> Forum > ๑۩۞۩๑ Kitap Dünyası - İlim Dünyası Kütüphanesi ๑۩۞۩๑ > Akaid Eserleri > Kelam İlmi ve İslam Akaidi > Taftazânî'nin Mezheplere Karşı Tavrı
Sayfa: [1]   Aşağı git
  Yazdır  
Gönderen Konu: Taftazânî'nin Mezheplere Karşı Tavrı  (Okunma Sayısı 1234 defa)
04 Ocak 2012, 21:23:18
Vatan Var Olsun !
Dünyalılar
*
Çevrimdışı Çevrimdışı

Cinsiyet: Bayan
Mesaj Sayısı: 8.940


« : 04 Ocak 2012, 21:23:18 »



Taftazânî'nin, Sünnî Olmayan İslâm Mezheplerine Karşı Aldığı Tavır


Taftazânî, Şerhu'l-Akâid'de Sünnî olmayan İslâm mezheplerine karşı sert, katı ve müsamahasız bir tavır takınmıştır. “Ehl-i kıble tekfir olunamaz”, şeklindeki Sünnî akidesini açıklarken sadra şifa olacak bir şey söylemez. “Ehl-i kıble tekfir olunamaz” prensibi ile “Kur'an mahlûktur diyen kâfir olur” sözünü bağdaştırmak zordur, der. “Zayıf hadislere dayanarak 'Kur'an mahlûktur, diyen kâfir olur', denemez”, sözünü söylemekten ya bilerek veya bazı maslahatları kollayarak veyahut da kendinden evvelki kelâmcıları taklîd ederek ka­çınır ve çekinir. Böylece Mutezileyi küfür töhmeti ve şaibesi altında bırakmakta bir sakınca görmez.

“Yezid'e lanet okunamaz”gerçekten  takdire layık ccesur bir hamle yapar, ama hemen onun ardından, “mest üzere mesh”, “nebizin haram olmaması”, konularını işlerken, İslâm birliği taraf­tan samimi bir müslümam içinden yaralayan ve herhangi bir insanın bile içini buruk hale getiren sözler söylemekten çekinmez. Meselâ Ca'ferilerce kabul edilen, fakat haklı olarak Sünnîlerce kabul edilmeyen “mest üzerine mesh” yapmanın cevazı konusunu anlatırken, Kerhi'nin şu sözünü tenkit etmeden ve hatta tasvib ederek nak­leder: “Mest üzere meshin cevazı görüşünde olmayanların küfründen korkarım”.
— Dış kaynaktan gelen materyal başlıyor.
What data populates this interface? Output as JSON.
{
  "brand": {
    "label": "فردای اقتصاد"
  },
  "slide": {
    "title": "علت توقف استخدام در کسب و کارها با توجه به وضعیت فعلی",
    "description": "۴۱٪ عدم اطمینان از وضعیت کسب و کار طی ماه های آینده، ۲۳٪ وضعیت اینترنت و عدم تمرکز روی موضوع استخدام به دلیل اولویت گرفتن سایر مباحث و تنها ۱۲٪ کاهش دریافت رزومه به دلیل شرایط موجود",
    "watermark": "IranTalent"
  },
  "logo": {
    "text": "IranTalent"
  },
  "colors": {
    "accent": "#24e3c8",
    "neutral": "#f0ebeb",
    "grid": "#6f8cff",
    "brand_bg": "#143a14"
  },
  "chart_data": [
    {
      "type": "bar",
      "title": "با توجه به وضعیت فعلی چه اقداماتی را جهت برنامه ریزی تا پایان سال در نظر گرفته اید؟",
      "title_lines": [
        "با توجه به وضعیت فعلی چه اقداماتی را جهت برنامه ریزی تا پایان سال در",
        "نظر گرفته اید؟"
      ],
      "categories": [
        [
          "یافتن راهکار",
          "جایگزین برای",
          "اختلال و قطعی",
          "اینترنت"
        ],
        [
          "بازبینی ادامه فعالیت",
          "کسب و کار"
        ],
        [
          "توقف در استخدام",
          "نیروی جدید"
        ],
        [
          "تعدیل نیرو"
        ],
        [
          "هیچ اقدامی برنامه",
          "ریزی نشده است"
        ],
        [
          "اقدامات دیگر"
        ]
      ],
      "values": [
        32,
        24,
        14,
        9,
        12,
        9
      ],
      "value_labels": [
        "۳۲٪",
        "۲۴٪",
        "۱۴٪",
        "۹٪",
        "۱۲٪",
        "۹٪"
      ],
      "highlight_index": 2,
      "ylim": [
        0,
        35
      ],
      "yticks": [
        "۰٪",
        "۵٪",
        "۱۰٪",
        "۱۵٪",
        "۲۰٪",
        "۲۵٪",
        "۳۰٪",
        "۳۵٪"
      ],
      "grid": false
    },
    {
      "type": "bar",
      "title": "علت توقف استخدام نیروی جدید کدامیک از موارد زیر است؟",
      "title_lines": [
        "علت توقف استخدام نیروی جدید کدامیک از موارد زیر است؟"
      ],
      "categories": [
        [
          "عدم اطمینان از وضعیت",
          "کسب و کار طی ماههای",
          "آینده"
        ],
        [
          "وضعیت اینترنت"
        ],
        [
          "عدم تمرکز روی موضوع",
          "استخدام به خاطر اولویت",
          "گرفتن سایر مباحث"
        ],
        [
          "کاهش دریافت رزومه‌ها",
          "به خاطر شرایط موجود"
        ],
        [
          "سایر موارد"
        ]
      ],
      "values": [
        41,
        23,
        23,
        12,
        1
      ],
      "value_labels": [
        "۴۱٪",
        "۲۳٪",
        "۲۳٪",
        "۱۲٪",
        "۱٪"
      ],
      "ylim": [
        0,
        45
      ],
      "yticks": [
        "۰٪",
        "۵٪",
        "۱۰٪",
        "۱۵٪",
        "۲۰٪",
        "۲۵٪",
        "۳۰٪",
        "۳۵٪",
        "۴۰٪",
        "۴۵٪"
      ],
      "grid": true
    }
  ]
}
Taberî tefsirinin abdestle ilgili âyetinin izahına bakanlar saha­be, tabiûn ve etbau't-tabiînden bazı büyük zatların da bu konuda Ca'ferîler gibi düşündüklerini görürler. O büyük zatların küfründen hiç endişe etmeyenlerin, aynı görüşü Ca'ferîler benimsedikleri zaman neden bu kadar çok korkuya kapıldıklarını, iyi niyetleri ve şefkat duygulariyle izah etmek oldukça zordur.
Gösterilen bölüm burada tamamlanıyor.